Hi Amel,
I don't remember the original example, maybe I just used the absolute address for the question simplicity. Here is a similar exam:
/**
* @brief Starts the TIM Base generation in interrupt mode.
* @param htim : TIM handle
* @retval HAL status
*/
HAL_StatusTypeDef HAL_TIM_Base_Start_IT(TIM_HandleTypeDef *htim)
{
/* Check the parameters */
assert_param(IS_TIM_INSTANCE(htim->Instance));
/* Enable the TIM Update interrupt */
__HAL_TIM_ENABLE_IT(htim, TIM_IT_UPDATE);
/* Enable the Peripheral */
__HAL_TIM_ENABLE(htim);
/* Return function status */
return HAL_OK;
}
Here __HAL_TIM_ENABLE_IT seems to me as not an atomic instruction that read/write from/to HW register and it is not protected.
HOWEVER, I changed my mind. I think now that HAL is not necessarily supposed to be Thread Safe. It should be a "Driver" that needs to speak with the HAL and provide HAL protection with various RTOS means, like, semaphore, mutex and etc., so this is how I justified this behavior.
On the other hand, in some other cases I do see an attempt to protect global registers from non-atomic access from concurrent threads/different contexts, e.g.
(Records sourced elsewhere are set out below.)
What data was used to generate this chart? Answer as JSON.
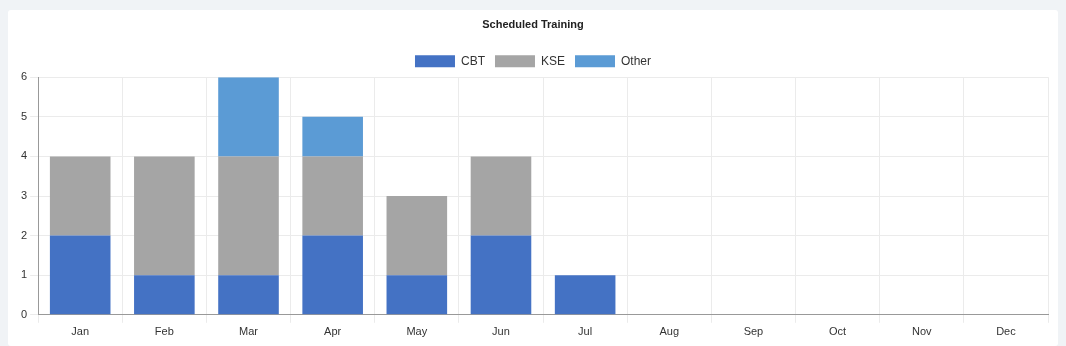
{
  "chart_data": {
    "type": "bar",
    "title": "Scheduled Training",
    "stacked": true,
    "grid": true,
    "legend": "top",
    "categories": [
      "Jan",
      "Feb",
      "Mar",
      "Apr",
      "May",
      "Jun",
      "Jul",
      "Aug",
      "Sep",
      "Oct",
      "Nov",
      "Dec"
    ],
    "series": [
      {
        "name": "CBT",
        "color": "#4472c4",
        "values": [
          2,
          1,
          1,
          2,
          1,
          2,
          1,
          0,
          0,
          0,
          0,
          0
        ]
      },
      {
        "name": "KSE",
        "color": "#a5a5a5",
        "values": [
          2,
          3,
          3,
          2,
          2,
          2,
          0,
          0,
          0,
          0,
          0,
          0
        ]
      },
      {
        "name": "Other",
        "color": "#5b9bd5",
        "values": [
          0,
          0,
          2,
          1,
          0,
          0,
          0,
          0,
          0,
          0,
          0,
          0
        ]
      }
    ],
    "ylim": [
      0,
      6
    ],
    "yticks": [
      0,
      1,
      2,
      3,
      4,
      5,
      6
    ]
  }
}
HAL_StatusTypeDef HAL_TIM_Base_Stop(TIM_HandleTypeDef *htim)
{
/* Check the parameters */
assert_param(IS_TIM_INSTANCE(htim->Instance));
/* Set the TIM state */
htim->State= HAL_TIM_STATE_BUSY;
/* Disable the Peripheral */
__HAL_TIM_DISABLE(htim);
/* Change the TIM state*/
htim->State= HAL_TIM_STATE_READY;
/* Return function status */
return HAL_OK;
}
Here __HAL_TIM_DISABLE(htim); is kind of "protected" by writing BUSY before the macro is called and then READY . So I don't understand why in my 1st example ST didn't use the same approach like in the 2nd one?